Socialisme ou Barbarie was dissolved in 1967. However, two years later, the articles and the thoughts of the group and especially of Castoriadis were the main source of inspiration for the rebellious students of May '68.

Thoughts and Psychoanalysis

In 1970, the Greek philosopher acquired French citizenship. During this period, he turned to psychoanalysis and from 1974 he also worked as a psychoanalyst. That turn defined the whole of his thinking, which led him to a new philosophical understanding of the political and social life of man, which was reflected in his all-time-classic work "The Imaginary Institution of Society". 
Central to his theory was the notion of the Imaginary as a fundamental element of human creation, which enables man to see himself as an autonomous subject that makes history.  

He considered social differentiation as a process of continuous creation of meanings, signs and images, which structure the image of the world and society of each era. Castoriadis denied the existence of any prescribed course of society, as this is a continuous creation that is born and acquires meaning through the "Social Imagination".

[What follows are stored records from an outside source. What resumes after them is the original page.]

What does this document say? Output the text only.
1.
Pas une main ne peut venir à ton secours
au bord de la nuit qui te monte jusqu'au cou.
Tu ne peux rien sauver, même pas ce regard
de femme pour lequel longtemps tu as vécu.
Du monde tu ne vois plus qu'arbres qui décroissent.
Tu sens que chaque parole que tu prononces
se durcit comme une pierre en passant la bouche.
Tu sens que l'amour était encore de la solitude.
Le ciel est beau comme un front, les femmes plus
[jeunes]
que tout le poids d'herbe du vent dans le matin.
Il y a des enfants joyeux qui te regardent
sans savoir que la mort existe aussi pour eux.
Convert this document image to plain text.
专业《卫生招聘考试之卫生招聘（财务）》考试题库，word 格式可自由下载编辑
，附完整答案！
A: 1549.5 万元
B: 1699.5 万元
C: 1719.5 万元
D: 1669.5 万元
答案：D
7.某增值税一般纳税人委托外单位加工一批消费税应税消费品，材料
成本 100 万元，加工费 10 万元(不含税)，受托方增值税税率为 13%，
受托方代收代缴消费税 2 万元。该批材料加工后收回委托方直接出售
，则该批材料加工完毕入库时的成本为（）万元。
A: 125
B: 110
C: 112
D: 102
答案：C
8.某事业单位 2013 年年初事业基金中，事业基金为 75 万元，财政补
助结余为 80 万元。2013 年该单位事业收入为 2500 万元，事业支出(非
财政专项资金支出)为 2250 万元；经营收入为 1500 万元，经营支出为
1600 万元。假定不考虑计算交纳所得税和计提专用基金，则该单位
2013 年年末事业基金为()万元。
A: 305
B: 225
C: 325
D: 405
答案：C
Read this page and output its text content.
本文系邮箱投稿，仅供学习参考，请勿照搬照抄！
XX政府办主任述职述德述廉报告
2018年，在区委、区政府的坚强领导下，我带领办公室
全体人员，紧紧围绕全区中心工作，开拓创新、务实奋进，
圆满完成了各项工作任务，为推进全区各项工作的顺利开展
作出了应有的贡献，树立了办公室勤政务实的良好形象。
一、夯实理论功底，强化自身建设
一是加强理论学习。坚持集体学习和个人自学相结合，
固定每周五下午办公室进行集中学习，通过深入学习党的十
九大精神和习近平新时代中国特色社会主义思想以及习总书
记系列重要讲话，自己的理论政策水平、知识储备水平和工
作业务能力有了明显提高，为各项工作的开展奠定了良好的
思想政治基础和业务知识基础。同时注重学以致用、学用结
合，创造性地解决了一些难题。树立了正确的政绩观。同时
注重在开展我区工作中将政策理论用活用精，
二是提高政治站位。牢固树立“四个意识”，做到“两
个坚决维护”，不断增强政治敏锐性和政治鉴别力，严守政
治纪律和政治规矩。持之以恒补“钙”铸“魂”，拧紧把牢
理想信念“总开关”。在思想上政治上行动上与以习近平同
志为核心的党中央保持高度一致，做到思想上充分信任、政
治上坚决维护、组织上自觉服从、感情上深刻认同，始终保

In 1979 Cornelius Castoriadis was elected director of the École des Hautes udtudes en Sciences Sociales, where he held a seminar entitled "Institutionalisation of society and historical creation".
He maintained strong ties with Greece and in the last years of his life he gave many lectures in Greek universities. He was awarded an honorary doctorate from Panteion University (1989) and from the Pedagogical Department of Primary Education at the Democritus University of Thrace (1993).

He passed away four years later, on December 26, 1997.